Abbott's plan to cut parts of Tasmania's forests from World Heritage listing has environmentalists up in arms.
Prime Minister Tony Abbott has launched another salvo at environmentalists, declaring that Australia has enough national parks and more forests should be open to loggers.
Logging of forests has for decades been a political battleground, heated again by proposals in Queensland to allow timber companies greater access to state parks and by the Tasmanian election on March 15.
Support from Abbott to allow more logging in national parks follows plans to cut parts of Tasmanian forest from World Heritage listing, and a series of other controversial moves ranging from the dumping of dredge spoil near the Great Barrier Reef to the axing of a swathe of climate change and renewable energy programmes.
His advocacy of increased logging came in a speech to the Forest Products Association, in which he said he would create no new parks and would set up a forest advisory council to back the timber industry.
"We have quite enough national parks," Abbott said. "We have quite enough locked-up forests already ... we don't support, as a Government and as a Coalition, further lockouts of our forests."
Abbott's immediate agenda included the removal of 74,000ha from the 170,000ha Wilderness World Heritage area established in Tasmania under a peace deal between warring loggers and environmentalists.
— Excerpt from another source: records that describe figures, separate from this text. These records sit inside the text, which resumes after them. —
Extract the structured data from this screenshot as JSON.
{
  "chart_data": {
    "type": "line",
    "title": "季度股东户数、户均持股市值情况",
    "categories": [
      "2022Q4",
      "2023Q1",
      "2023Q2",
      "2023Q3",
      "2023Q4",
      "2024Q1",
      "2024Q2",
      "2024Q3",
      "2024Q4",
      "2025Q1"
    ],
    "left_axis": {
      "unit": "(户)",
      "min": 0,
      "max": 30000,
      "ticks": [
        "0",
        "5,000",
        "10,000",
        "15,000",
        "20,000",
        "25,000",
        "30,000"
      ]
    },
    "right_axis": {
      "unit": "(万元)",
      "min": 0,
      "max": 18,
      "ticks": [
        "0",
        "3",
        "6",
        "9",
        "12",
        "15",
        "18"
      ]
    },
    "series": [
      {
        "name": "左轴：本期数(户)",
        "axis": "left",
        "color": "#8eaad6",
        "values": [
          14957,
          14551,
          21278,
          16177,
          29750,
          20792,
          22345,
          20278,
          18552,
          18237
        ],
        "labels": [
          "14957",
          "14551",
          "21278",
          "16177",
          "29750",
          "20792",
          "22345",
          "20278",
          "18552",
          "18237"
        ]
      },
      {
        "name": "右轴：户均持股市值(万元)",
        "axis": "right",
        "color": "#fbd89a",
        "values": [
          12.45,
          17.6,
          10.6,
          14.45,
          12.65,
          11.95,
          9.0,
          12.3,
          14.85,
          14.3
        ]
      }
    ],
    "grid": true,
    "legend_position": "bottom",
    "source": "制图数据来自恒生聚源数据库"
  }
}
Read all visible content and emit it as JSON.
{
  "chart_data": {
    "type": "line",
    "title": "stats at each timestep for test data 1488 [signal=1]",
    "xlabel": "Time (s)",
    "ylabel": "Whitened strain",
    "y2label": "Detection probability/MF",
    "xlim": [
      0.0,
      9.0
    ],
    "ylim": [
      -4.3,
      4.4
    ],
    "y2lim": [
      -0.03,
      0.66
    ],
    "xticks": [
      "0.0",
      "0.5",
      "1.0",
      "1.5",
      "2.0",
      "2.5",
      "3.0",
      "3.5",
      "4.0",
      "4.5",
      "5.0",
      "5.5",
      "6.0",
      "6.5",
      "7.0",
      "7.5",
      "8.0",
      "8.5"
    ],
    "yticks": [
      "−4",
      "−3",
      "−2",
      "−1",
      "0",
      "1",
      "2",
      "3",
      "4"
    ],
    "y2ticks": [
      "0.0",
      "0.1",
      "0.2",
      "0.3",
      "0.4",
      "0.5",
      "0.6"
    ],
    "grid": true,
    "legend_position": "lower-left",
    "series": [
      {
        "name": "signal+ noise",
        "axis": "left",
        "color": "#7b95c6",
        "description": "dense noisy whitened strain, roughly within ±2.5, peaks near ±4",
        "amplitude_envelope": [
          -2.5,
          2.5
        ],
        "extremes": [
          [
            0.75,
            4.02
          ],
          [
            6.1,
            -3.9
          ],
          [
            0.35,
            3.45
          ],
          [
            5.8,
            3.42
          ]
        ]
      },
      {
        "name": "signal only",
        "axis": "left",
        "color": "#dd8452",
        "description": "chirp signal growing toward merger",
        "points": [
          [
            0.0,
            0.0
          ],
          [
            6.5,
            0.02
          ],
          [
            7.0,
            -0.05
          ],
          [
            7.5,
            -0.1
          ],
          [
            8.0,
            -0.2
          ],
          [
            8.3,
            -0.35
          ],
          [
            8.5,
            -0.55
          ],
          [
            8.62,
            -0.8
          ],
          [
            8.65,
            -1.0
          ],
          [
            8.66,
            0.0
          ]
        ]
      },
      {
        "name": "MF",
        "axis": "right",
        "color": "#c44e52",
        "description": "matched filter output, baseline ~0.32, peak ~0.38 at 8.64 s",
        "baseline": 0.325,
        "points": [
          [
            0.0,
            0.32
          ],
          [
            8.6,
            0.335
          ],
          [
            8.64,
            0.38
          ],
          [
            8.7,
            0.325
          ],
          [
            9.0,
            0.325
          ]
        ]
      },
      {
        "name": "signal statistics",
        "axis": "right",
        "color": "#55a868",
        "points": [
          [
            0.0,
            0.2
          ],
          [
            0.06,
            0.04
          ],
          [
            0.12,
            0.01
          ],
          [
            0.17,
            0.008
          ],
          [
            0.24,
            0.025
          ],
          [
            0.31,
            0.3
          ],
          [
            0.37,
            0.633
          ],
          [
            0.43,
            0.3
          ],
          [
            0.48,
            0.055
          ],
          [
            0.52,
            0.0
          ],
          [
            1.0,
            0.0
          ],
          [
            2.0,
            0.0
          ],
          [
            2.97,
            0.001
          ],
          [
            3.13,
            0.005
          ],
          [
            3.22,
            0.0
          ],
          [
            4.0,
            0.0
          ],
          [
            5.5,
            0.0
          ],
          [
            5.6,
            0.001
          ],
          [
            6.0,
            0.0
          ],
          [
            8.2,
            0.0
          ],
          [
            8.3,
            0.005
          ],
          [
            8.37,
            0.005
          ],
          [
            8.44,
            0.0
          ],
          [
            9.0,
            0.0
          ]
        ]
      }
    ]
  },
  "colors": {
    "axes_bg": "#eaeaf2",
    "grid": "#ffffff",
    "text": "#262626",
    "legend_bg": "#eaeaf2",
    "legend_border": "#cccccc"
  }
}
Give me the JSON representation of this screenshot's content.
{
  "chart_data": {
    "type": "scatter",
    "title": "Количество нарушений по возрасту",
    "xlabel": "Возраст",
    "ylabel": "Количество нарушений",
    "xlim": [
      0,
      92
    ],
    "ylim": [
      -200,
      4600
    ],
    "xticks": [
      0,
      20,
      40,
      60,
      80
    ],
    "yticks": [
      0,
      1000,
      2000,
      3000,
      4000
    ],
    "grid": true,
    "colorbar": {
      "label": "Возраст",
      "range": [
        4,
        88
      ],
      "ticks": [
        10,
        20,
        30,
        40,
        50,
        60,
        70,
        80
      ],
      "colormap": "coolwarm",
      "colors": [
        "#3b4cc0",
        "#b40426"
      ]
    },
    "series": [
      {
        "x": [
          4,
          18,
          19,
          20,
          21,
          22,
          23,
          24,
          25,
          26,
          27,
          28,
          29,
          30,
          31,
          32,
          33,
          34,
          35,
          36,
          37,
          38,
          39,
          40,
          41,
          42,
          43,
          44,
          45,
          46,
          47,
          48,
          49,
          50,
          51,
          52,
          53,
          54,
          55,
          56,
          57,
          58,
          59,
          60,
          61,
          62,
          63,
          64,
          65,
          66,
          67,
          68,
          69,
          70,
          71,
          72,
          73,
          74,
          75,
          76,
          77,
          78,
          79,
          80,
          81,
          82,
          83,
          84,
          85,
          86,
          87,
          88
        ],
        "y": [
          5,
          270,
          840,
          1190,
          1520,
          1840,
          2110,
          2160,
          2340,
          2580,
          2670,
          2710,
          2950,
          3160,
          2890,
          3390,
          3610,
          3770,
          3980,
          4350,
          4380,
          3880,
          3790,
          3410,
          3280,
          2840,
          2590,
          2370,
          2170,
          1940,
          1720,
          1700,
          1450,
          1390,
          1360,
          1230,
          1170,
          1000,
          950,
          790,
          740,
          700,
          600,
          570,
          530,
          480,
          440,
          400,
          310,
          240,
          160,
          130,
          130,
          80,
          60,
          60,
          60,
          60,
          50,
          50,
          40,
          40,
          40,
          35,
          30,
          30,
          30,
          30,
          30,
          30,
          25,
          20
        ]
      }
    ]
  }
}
The timber industry says the deal has locked it out of many of its best stands of timber, and Abbott said the area the Government wanted to remove from World Heritage listing was not pristine and had been degraded by earlier logging. Even with the 74,000ha returned to logging, half of Tasmania would remain protected forever.
"When I look out at an audience such as this ... I don't see people who are environmental bandits," Abbott told the association.
"I see people who are the ultimate conservationists.
"We will never build a strong economy by trashing our environment, but we will never help our environment by trashing the economy either.
"You understand - what, I regret to say, not everyone does - that it is possible to combine respect for the environment and respect for nature with healthy private business.
"You are an industry which has been officially frowned upon for too long."
Greens leader Christine Milne said Abbott was mounting a huge assault on the environment and that Abbott's clear message to the world was that Australia does not value its world heritage areas or its national parks.
"What he'll actually do is destroy the forest industry, not to mention Tasmania's clean, green and clever brand which is our main asset and that comes from our World Heritage area," she said.
Tasmanian Deputy Premier Bryan Green told the ABC that Abbott's stance was a step backwards for the timber industry, and a return to the logging war between activists and timber workers.
But Tasmania's high jobless rate has dulled fervour for anti-logging activism, with a recent ReachTEL poll for the Hobart Mercury showing most voters would back parties supporting a controversial pulp mill project.